The Anonymous Constitution: The Birth of India’s Constitutional Movement
The Constitution of India Bill, popularly known as the Swaraj Bill, was the first attempt at drafting and trying to enact a constitution for the people of India. The Swaraj Bill went on to be the prototype for future attempts at drafting constitutional documents.
This, however, was not the first foray of Indian leaders into constitutionalism. The constitutional movements of the Napoleonic era had been followed with great interest in Calcutta. The Spanish liberal revolutionaries had even dedicated the Cadiz constitution to Raja Ram Mohan Roy.
Within India too, the upper classes had become increasingly adept at using the British courts to try and defend their rights. A telling example is the case that came to be known as Queen Empress vs Tegha Singh: The British authorities had seized a store of weapons from a temple. The temple custodians had argued that they were entitled to store the weapons, as they worshipped the weapons and religious freedom was protected under the Queen’s proclamation. The court accepted the validity of the argument, but went on to state that the British in India were free to act in violation of British law. It was in this environment that the Indian constitutional movement began to take shape, and the Swaraj Bill was drafted. While the author of the bill remains a mystery, Tilak, as part of his struggle for Swaraj, was a great proponent of the Bill. Annie Beasant even suggests that Tilak must have been highly influential in the drafting of the bill.
The constitution was well ahead of its time, including rights such as religious freedom, free education, compulsory primary education and freedom of expression. It even stipulated universal suffrage almost 25 years before women in Britain and the U.S gained the right to vote. The bill also includes the right to bear arms, a right we quite evidently don’t enjoy today. However, the right to bear arms was a consistent part of draft constitutions throughout the 1920s and 1930s. In fact, it was one of the only rights included in the 1931 Congress resolution on fundamental rights that did not make it into independent India’s constitution. Historian Rohit De believes that the violence that preceded the Partition was the reason for the constitutional assembly rescinding this right.

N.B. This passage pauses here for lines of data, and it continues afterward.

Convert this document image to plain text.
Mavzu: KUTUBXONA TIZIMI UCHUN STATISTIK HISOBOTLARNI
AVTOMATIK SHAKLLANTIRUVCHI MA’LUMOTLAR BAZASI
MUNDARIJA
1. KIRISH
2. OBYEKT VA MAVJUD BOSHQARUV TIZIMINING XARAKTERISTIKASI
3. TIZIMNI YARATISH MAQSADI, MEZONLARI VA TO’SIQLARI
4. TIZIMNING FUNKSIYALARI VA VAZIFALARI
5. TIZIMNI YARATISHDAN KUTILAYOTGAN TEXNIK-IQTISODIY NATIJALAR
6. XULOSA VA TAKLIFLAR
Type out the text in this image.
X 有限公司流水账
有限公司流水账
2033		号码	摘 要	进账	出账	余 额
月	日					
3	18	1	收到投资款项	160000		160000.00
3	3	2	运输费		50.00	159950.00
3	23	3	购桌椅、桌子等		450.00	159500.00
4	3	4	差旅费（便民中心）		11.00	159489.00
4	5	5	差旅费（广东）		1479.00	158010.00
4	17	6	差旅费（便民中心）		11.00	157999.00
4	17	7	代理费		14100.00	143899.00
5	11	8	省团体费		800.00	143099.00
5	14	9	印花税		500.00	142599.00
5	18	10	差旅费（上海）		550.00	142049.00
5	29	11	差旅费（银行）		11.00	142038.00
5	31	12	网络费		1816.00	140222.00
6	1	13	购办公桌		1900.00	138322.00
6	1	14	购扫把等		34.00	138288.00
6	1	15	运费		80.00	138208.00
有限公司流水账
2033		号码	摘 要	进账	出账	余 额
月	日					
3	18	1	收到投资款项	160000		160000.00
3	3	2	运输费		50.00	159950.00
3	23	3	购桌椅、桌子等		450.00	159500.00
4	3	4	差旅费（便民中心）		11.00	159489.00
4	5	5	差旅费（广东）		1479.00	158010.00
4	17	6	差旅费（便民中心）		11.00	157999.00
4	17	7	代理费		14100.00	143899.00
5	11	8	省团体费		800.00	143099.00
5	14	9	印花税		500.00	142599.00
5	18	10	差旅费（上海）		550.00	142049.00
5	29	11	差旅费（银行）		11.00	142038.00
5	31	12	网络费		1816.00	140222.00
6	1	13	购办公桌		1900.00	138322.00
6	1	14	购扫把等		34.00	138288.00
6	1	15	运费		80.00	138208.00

Interestingly, the Swaraj Bill made no mention of how the transition would be made from princely state to province, even though it listed provinces such as ‘Rajputana’ and ‘Hyderabad Dominions’. In its defense, this question remained unresolved under the 1935 ‘Dyarchy’ system and post independence, the integration of the princely states would turn out to be a messy affair.
While the Swaraj bill was a radical constitution for India that gave the executive powers of state to an indigenous cabinet and parliament, it nevertheless granted the viceroy an absolute veto over all legislation.
Thus, the constitution called for Indian self governance, while still recognizing the British Monarch as the sovereign of India . This was quite likely influenced by the 1867 British North America Act that granted Canada nationhood within the empire. Looking back, the transformation of the British empire into a commonwealth of nations may seem inevitable. It is worth noting, however, that the Swaraj Bill was written six years before even Australia was granted “dominion status”. It was thus a visionary document, both in the context of the Indian struggle for independence, and in the broader context of the British empire.
Another influence on the Swaraj Bill may have been the Meiji restoration in Japan. In ‘The Gun, The Ship and The Pen’, Linda Colley writes that the 1889 Meiji constitution of Japan served as an influence not just on Indians, but on Ottoman(Turkish), Chinese reformers and nationalists as well. This is hardly surprising given that the Meiji constitution was able to modernize and westernize a society with strongly entrenched traditional power systems.
While the Swaraj Bill may not have been enacted or even brought before the House of Commons, it did have a great impact on the future of India. First, it galvanized the Independence movement by creating a clear vision of how a self governing India would be organized. Second, it served as the basis for documents such as the Congress’s response to the “Simon commission” and the Commonwealth of India bill. Through the influence of these documents on independent India’s constitution, the Swaraj bill’s legacy lives on.